日本人と外国人の国際結婚家庭にとって、2026年秋の重要な制度変更の一つが在留許可手数料の改定です。出入国在留管理庁は、2026年10月1日から在留資格変更許可、在留期間更新許可、永住許可などについて新しい手数料体系を適用すると公表しました。特に変更・更新については、従来のようなほぼ一律の料金ではなく、許可される在留期間に応じて金額が異なる仕組みになります。日本人の配偶者として日本で生活する外国人も対象となるため、これから配偶者ビザへ変更する人、更新時期を迎える人、永住申請を検討する夫婦は必ず確認が必要です。

背景と制度

2026年5月29日に成立し6月5日に公布された改正入管法では、在留資格変更、在留期間更新、永住許可等の手数料上限を引き上げる制度改正が行われました。その後、具体的な金額が政令等で定められ、10月1日施行となりました。出入国在留管理庁は、審査に必要な費用、外国人の出入国・在留管理に必要な費用、諸外国の同種手数料、物価変動等を総合的に考慮したものと説明しています。

誰に関係するか

代表的なのは在留資格「日本人の配偶者等」を持つ外国人です。結婚後に留学、就労など別の在留資格から「日本人の配偶者等」へ変更する場合や、現在の配偶者資格を更新する場合に新料金が関係します。また、一定期間日本で婚姻生活を送り、将来的に永住許可を申請する外国人配偶者も対象です。外国人同士の夫婦で家族滞在等を利用している家庭にも影響します。

手続と実務

オンライン申請について出入国在留管理庁が示した2026年10月1日以降の料金では、変更・更新許可は許可期間3月以下が1万円、3月超6月以下が1万5千円、6月超1年未満が2万1千円、1年が2万7千円、1年超3年未満が4万2千円、3年以上5年未満が5万6千円、5年以上が6万5千円となり、これにオンライン決済手数料が加わります。

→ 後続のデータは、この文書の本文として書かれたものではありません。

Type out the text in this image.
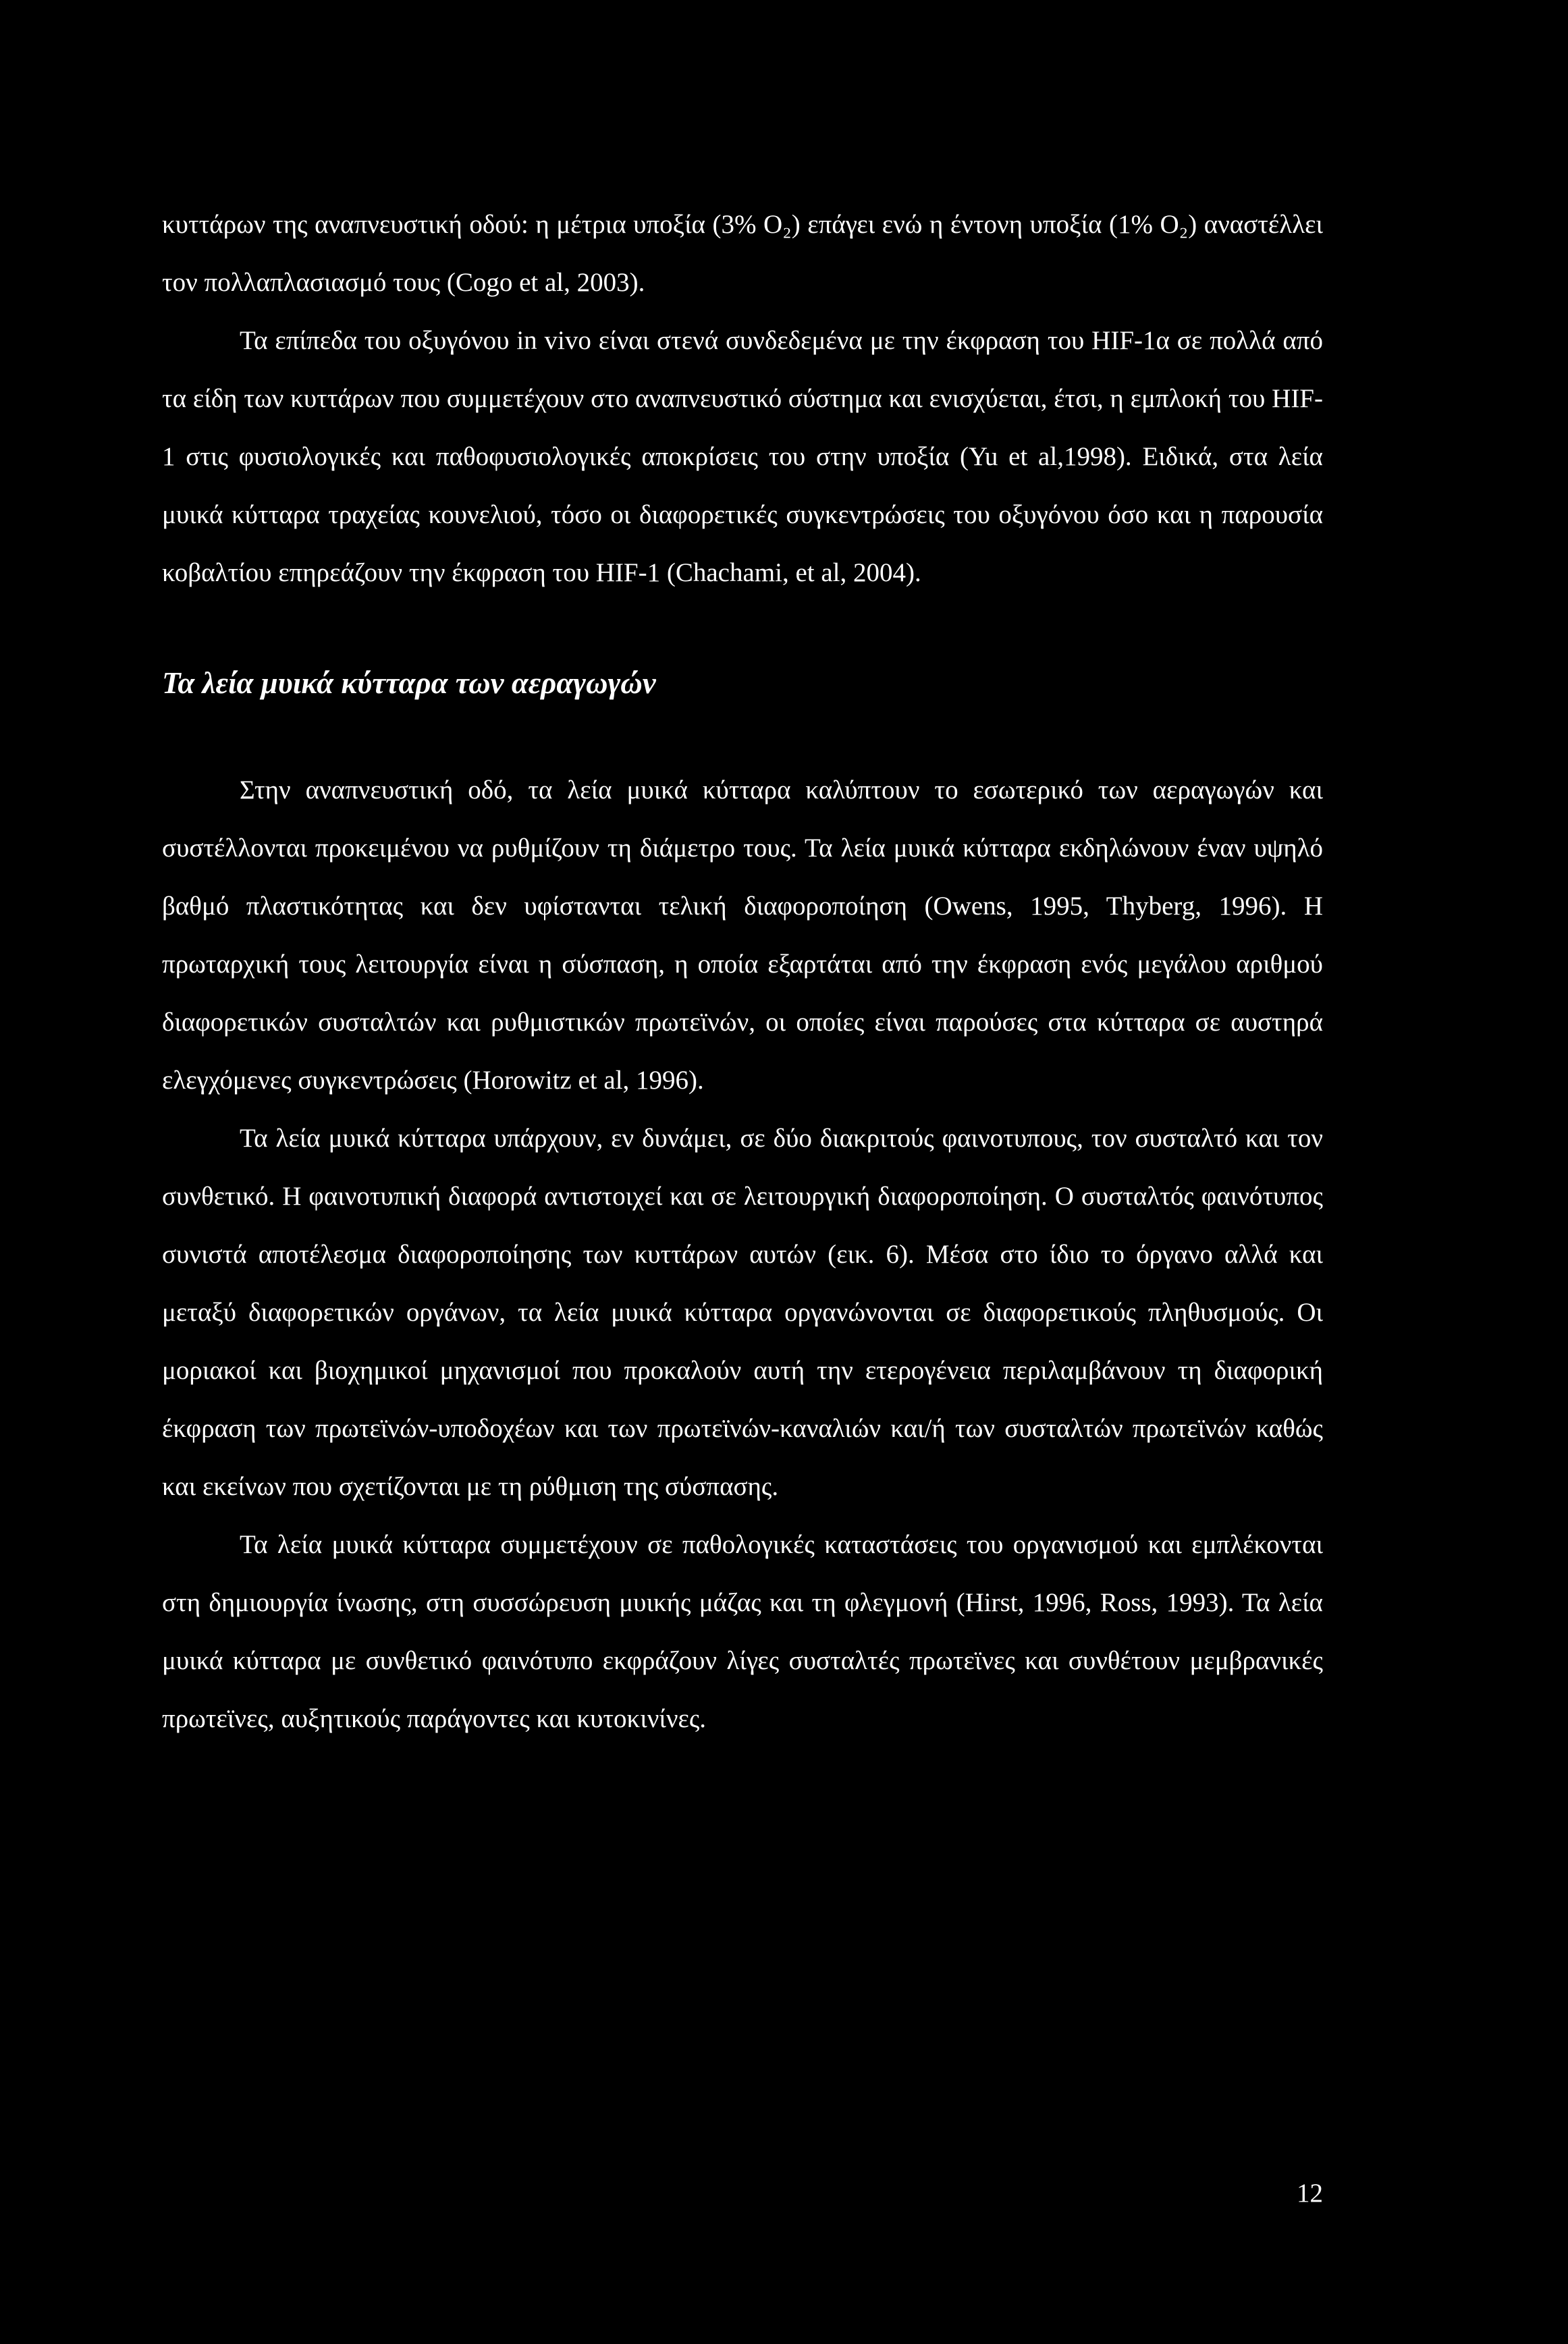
κυττάρων της αναπνευστική οδού: η μέτρια υποξία (3% O₂) επάγει ενώ η έντονη υποξία (1% O₂) αναστέλλει τον πολλαπλασιασμό τους (Cogo et al, 2003).

Τα επίπεδα του οξυγόνου in vivo είναι στενά συνδεδεμένα με την έκφραση του HIF-1α σε πολλά από τα είδη των κυττάρων που συμμετέχουν στο αναπνευστικό σύστημα και ενισχύεται, έτσι, η εμπλοκή του HIF-1 στις φυσιολογικές και παθοφυσιολογικές αποκρίσεις του στην υποξία (Yu et al,1998). Ειδικά, στα λεία μυικά κύτταρα τραχείας κουνελιού, τόσο οι διαφορετικές συγκεντρώσεις του οξυγόνου όσο και η παρουσία κοβαλτίου επηρεάζουν την έκφραση του HIF-1 (Chachami, et al, 2004).

Τα λεία μυικά κύτταρα των αεραγωγών

Στην αναπνευστική οδό, τα λεία μυικά κύτταρα καλύπτουν το εσωτερικό των αεραγωγών και συστέλλονται προκειμένου να ρυθμίζουν τη διάμετρο τους. Τα λεία μυικά κύτταρα εκδηλώνουν έναν υψηλό βαθμό πλαστικότητας και δεν υφίστανται τελική διαφοροποίηση (Owens, 1995, Thyberg, 1996). Η πρωταρχική τους λειτουργία είναι η σύσπαση, η οποία εξαρτάται από την έκφραση ενός μεγάλου αριθμού διαφορετικών συσταλτών και ρυθμιστικών πρωτεϊνών, οι οποίες είναι παρούσες στα κύτταρα σε αυστηρά ελεγχόμενες συγκεντρώσεις (Horowitz et al, 1996).

Τα λεία μυικά κύτταρα υπάρχουν, εν δυνάμει, σε δύο διακριτούς φαινοτυπους, τον συσταλτό και τον συνθετικό. Η φαινοτυπική διαφορά αντιστοιχεί και σε λειτουργική διαφοροποίηση. Ο συσταλτός φαινότυπος συνιστά αποτέλεσμα διαφοροποίησης των κυττάρων αυτών (εικ. 6). Μέσα στο ίδιο το όργανο αλλά και μεταξύ διαφορετικών οργάνων, τα λεία μυικά κύτταρα οργανώνονται σε διαφορετικούς πληθυσμούς. Οι μοριακοί και βιοχημικοί μηχανισμοί που προκαλούν αυτή την ετερογένεια περιλαμβάνουν τη διαφορική έκφραση των πρωτεϊνών-υποδοχέων και των πρωτεϊνών-καναλιών και/ή των συσταλτών πρωτεϊνών καθώς και εκείνων που σχετίζονται με τη ρύθμιση της σύσπασης.

Τα λεία μυικά κύτταρα συμμετέχουν σε παθολογικές καταστάσεις του οργανισμού και εμπλέκονται στη δημιουργία ίνωσης, στη συσσώρευση μυικής μάζας και τη φλεγμονή (Hirst, 1996, Ross, 1993). Τα λεία μυικά κύτταρα με συνθετικό φαινότυπο εκφράζουν λίγες συσταλτές πρωτεϊνες και συνθέτουν μεμβρανικές πρωτεϊνες, αυξητικούς παράγοντες και κυτοκινίνες.

12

重要なのは、単に申請した資格ではなく、許可された期間によって負担額が変わる点です。窓口申請とオンライン申請では納付方法や金額の扱いが異なる場合があるため、申請前に最新表を確認してください。

国際結婚への影響

国際結婚では婚姻届の提出だけで日本での長期滞在が自動的に認められるわけではありません。外国人配偶者が日本で暮らすには、原則として適切な在留資格の取得・変更・更新が必要です。したがって、今回の料金改定は結婚後の生活費・行政手続費用として事前に予算化する必要があります。特に更新を繰り返す家庭では、中長期的な費用差も無視できません。

注意点と最終確認先

料金だけを理由に無理に早期申請を行うのではなく、在留期限や申請可能期間を守ることが最優先です。また、申請受付日や許可日による適用関係について個別事情がある場合は地方出入国在留管理局に確認してください。行政書士等に依頼する場合の報酬は国の手数料とは別です。最終的には出入国在留管理庁が公開する2026年10月1日施行の手数料案内とQ&Aを確認してください。